CVS Health plans to lay off 2,900 employees nationwide to cut $2 billion in costs. A CVS Health representative explained that downsizing is a result of ndustry disruptions, regulatory pressure, and ever-changing consumer needs. 

Positions such as salespersons, storekeepers, pharmacists, clerks, and dispatch office workers will not be affected.

The Federal Trade Commission (FTC) filed an antitrust lawsuit against the three largest prescription drug benefit managers (PBMs)—Caremark Rx, Express Scripts (ESI), and OptumRx—along with their group purchasing organization (GPO) affiliates. The lawsuit alleges that these entities engaged in exclusionary and unfair rebate practices that kept insulin list prices artificially high and limited patients’ access to lower-priced insulin.

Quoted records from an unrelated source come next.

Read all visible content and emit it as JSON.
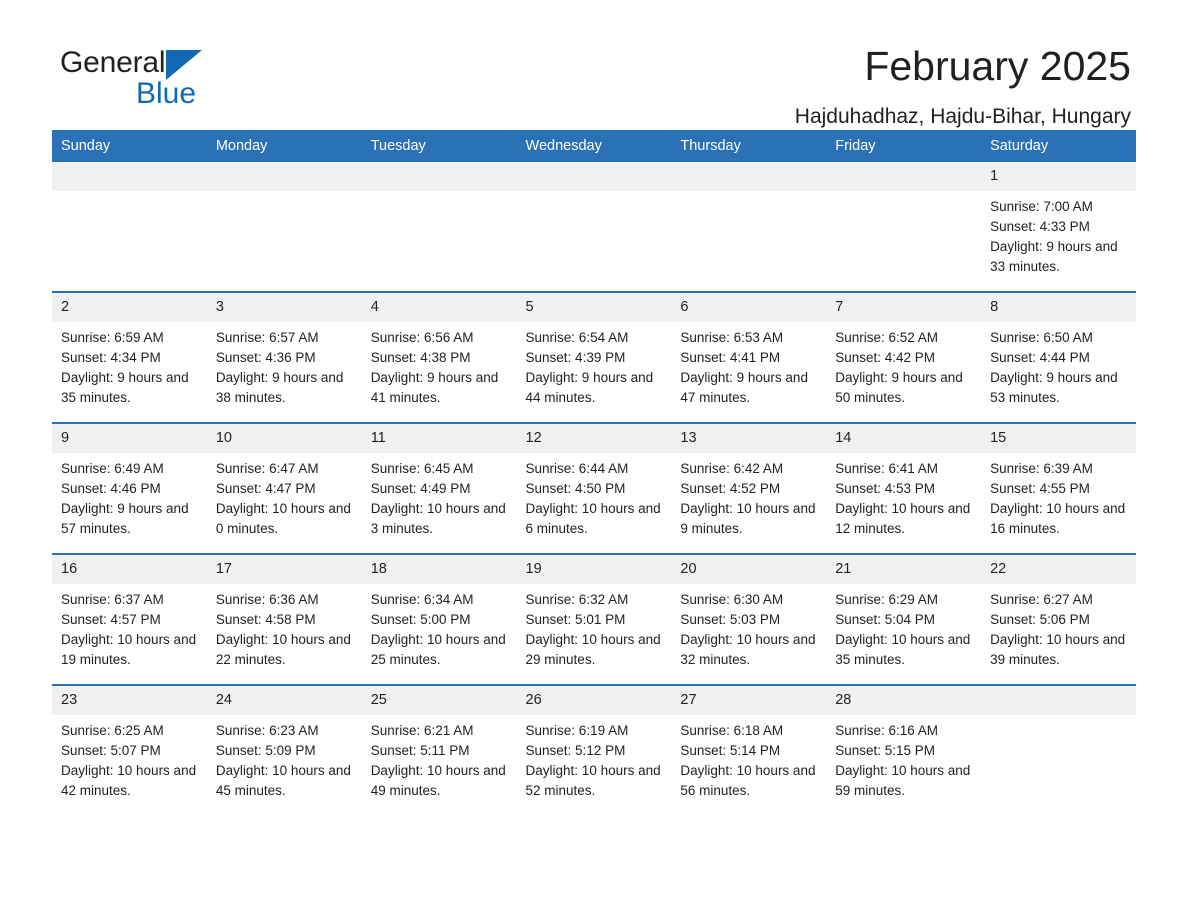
{
  "brand": {
    "word_one": "General",
    "word_two": "Blue",
    "triangle_icon": "triangle-logo-icon",
    "accent_color": "#1268b3"
  },
  "header": {
    "title": "February 2025",
    "subtitle": "Hajduhadhaz, Hajdu-Bihar, Hungary"
  },
  "calendar": {
    "header_bg": "#2a72b5",
    "daynum_bg": "#f1f1f1",
    "weekday_headers": [
      "Sunday",
      "Monday",
      "Tuesday",
      "Wednesday",
      "Thursday",
      "Friday",
      "Saturday"
    ],
    "weeks": [
      [
        {
          "day": "",
          "sunrise": "",
          "sunset": "",
          "daylight": "",
          "empty": true
        },
        {
          "day": "",
          "sunrise": "",
          "sunset": "",
          "daylight": "",
          "empty": true
        },
        {
          "day": "",
          "sunrise": "",
          "sunset": "",
          "daylight": "",
          "empty": true
        },
        {
          "day": "",
          "sunrise": "",
          "sunset": "",
          "daylight": "",
          "empty": true
        },
        {
          "day": "",
          "sunrise": "",
          "sunset": "",
          "daylight": "",
          "empty": true
        },
        {
          "day": "",
          "sunrise": "",
          "sunset": "",
          "daylight": "",
          "empty": true
        },
        {
          "day": "1",
          "sunrise": "Sunrise: 7:00 AM",
          "sunset": "Sunset: 4:33 PM",
          "daylight": "Daylight: 9 hours and 33 minutes.",
          "empty": false
        }
      ],
      [
        {
          "day": "2",
          "sunrise": "Sunrise: 6:59 AM",
          "sunset": "Sunset: 4:34 PM",
          "daylight": "Daylight: 9 hours and 35 minutes.",
          "empty": false
        },
        {
          "day": "3",
          "sunrise": "Sunrise: 6:57 AM",
          "sunset": "Sunset: 4:36 PM",
          "daylight": "Daylight: 9 hours and 38 minutes.",
          "empty": false
        },
        {
          "day": "4",
          "sunrise": "Sunrise: 6:56 AM",
          "sunset": "Sunset: 4:38 PM",
          "daylight": "Daylight: 9 hours and 41 minutes.",
          "empty": false
        },
        {
          "day": "5",
          "sunrise": "Sunrise: 6:54 AM",
          "sunset": "Sunset: 4:39 PM",
          "daylight": "Daylight: 9 hours and 44 minutes.",
          "empty": false
        },
        {
          "day": "6",
          "sunrise": "Sunrise: 6:53 AM",
          "sunset": "Sunset: 4:41 PM",
          "daylight": "Daylight: 9 hours and 47 minutes.",
          "empty": false
        },
        {
          "day": "7",
          "sunrise": "Sunrise: 6:52 AM",
          "sunset": "Sunset: 4:42 PM",
          "daylight": "Daylight: 9 hours and 50 minutes.",
          "empty": false
        },
        {
          "day": "8",
          "sunrise": "Sunrise: 6:50 AM",
          "sunset": "Sunset: 4:44 PM",
          "daylight": "Daylight: 9 hours and 53 minutes.",
          "empty": false
        }
      ],
      [
        {
          "day": "9",
          "sunrise": "Sunrise: 6:49 AM",
          "sunset": "Sunset: 4:46 PM",
          "daylight": "Daylight: 9 hours and 57 minutes.",
          "empty": false
        },
        {
          "day": "10",
          "sunrise": "Sunrise: 6:47 AM",
          "sunset": "Sunset: 4:47 PM",
          "daylight": "Daylight: 10 hours and 0 minutes.",
          "empty": false
        },
        {
          "day": "11",
          "sunrise": "Sunrise: 6:45 AM",
          "sunset": "Sunset: 4:49 PM",
          "daylight": "Daylight: 10 hours and 3 minutes.",
          "empty": false
        },
        {
          "day": "12",
          "sunrise": "Sunrise: 6:44 AM",
          "sunset": "Sunset: 4:50 PM",
          "daylight": "Daylight: 10 hours and 6 minutes.",
          "empty": false
        },
        {
          "day": "13",
          "sunrise": "Sunrise: 6:42 AM",
          "sunset": "Sunset: 4:52 PM",
          "daylight": "Daylight: 10 hours and 9 minutes.",
          "empty": false
        },
        {
          "day": "14",
          "sunrise": "Sunrise: 6:41 AM",
          "sunset": "Sunset: 4:53 PM",
          "daylight": "Daylight: 10 hours and 12 minutes.",
          "empty": false
        },
        {
          "day": "15",
          "sunrise": "Sunrise: 6:39 AM",
          "sunset": "Sunset: 4:55 PM",
          "daylight": "Daylight: 10 hours and 16 minutes.",
          "empty": false
        }
      ],
      [
        {
          "day": "16",
          "sunrise": "Sunrise: 6:37 AM",
          "sunset": "Sunset: 4:57 PM",
          "daylight": "Daylight: 10 hours and 19 minutes.",
          "empty": false
        },
        {
          "day": "17",
          "sunrise": "Sunrise: 6:36 AM",
          "sunset": "Sunset: 4:58 PM",
          "daylight": "Daylight: 10 hours and 22 minutes.",
          "empty": false
        },
        {
          "day": "18",
          "sunrise": "Sunrise: 6:34 AM",
          "sunset": "Sunset: 5:00 PM",
          "daylight": "Daylight: 10 hours and 25 minutes.",
          "empty": false
        },
        {
          "day": "19",
          "sunrise": "Sunrise: 6:32 AM",
          "sunset": "Sunset: 5:01 PM",
          "daylight": "Daylight: 10 hours and 29 minutes.",
          "empty": false
        },
        {
          "day": "20",
          "sunrise": "Sunrise: 6:30 AM",
          "sunset": "Sunset: 5:03 PM",
          "daylight": "Daylight: 10 hours and 32 minutes.",
          "empty": false
        },
        {
          "day": "21",
          "sunrise": "Sunrise: 6:29 AM",
          "sunset": "Sunset: 5:04 PM",
          "daylight": "Daylight: 10 hours and 35 minutes.",
          "empty": false
        },
        {
          "day": "22",
          "sunrise": "Sunrise: 6:27 AM",
          "sunset": "Sunset: 5:06 PM",
          "daylight": "Daylight: 10 hours and 39 minutes.",
          "empty": false
        }
      ],
      [
        {
          "day": "23",
          "sunrise": "Sunrise: 6:25 AM",
          "sunset": "Sunset: 5:07 PM",
          "daylight": "Daylight: 10 hours and 42 minutes.",
          "empty": false
        },
        {
          "day": "24",
          "sunrise": "Sunrise: 6:23 AM",
          "sunset": "Sunset: 5:09 PM",
          "daylight": "Daylight: 10 hours and 45 minutes.",
          "empty": false
        },
        {
          "day": "25",
          "sunrise": "Sunrise: 6:21 AM",
          "sunset": "Sunset: 5:11 PM",
          "daylight": "Daylight: 10 hours and 49 minutes.",
          "empty": false
        },
        {
          "day": "26",
          "sunrise": "Sunrise: 6:19 AM",
          "sunset": "Sunset: 5:12 PM",
          "daylight": "Daylight: 10 hours and 52 minutes.",
          "empty": false
        },
        {
          "day": "27",
          "sunrise": "Sunrise: 6:18 AM",
          "sunset": "Sunset: 5:14 PM",
          "daylight": "Daylight: 10 hours and 56 minutes.",
          "empty": false
        },
        {
          "day": "28",
          "sunrise": "Sunrise: 6:16 AM",
          "sunset": "Sunset: 5:15 PM",
          "daylight": "Daylight: 10 hours and 59 minutes.",
          "empty": false
        },
        {
          "day": "",
          "sunrise": "",
          "sunset": "",
          "daylight": "",
          "empty": true
        }
      ]
    ]
  }
}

The FTC accused CVS Health’s Caremark, Cigna’s ESI, United Health Group’s Optum, and their GPOs of creating an anti-competitive pharmaceutical purchasing market by setting restrictive conditions that impeded patients’ ability to obtain more affordable insulin.

 As a result, vulnerable patients, particularly those with high deductibles and coinsurance, end up paying nearly $140 out of pocket for insulin. Since rebates are not passed on to patients, they are burdened with excessively high list prices, while PBMs and GPOs profit from the rebates and fees.

CVS Health is also considering separating its retail and insurance divisions due to growing investor pressure. The proposed separation would spin off the insurance business into two public companies, potentially undoing CVS’s $70 billion acquisition of Aetna in 2017. The company is still deliberating on whether its PBM unit should be placed under the retail or insurance division if the breakup occurs.

These discussions arise at a time when CVS is grappling with operational challenges and declining revenues. Investors, including Glenview Capital, have been pushing for changes after the company downgraded its earnings outlook for 2024 for the third time this year.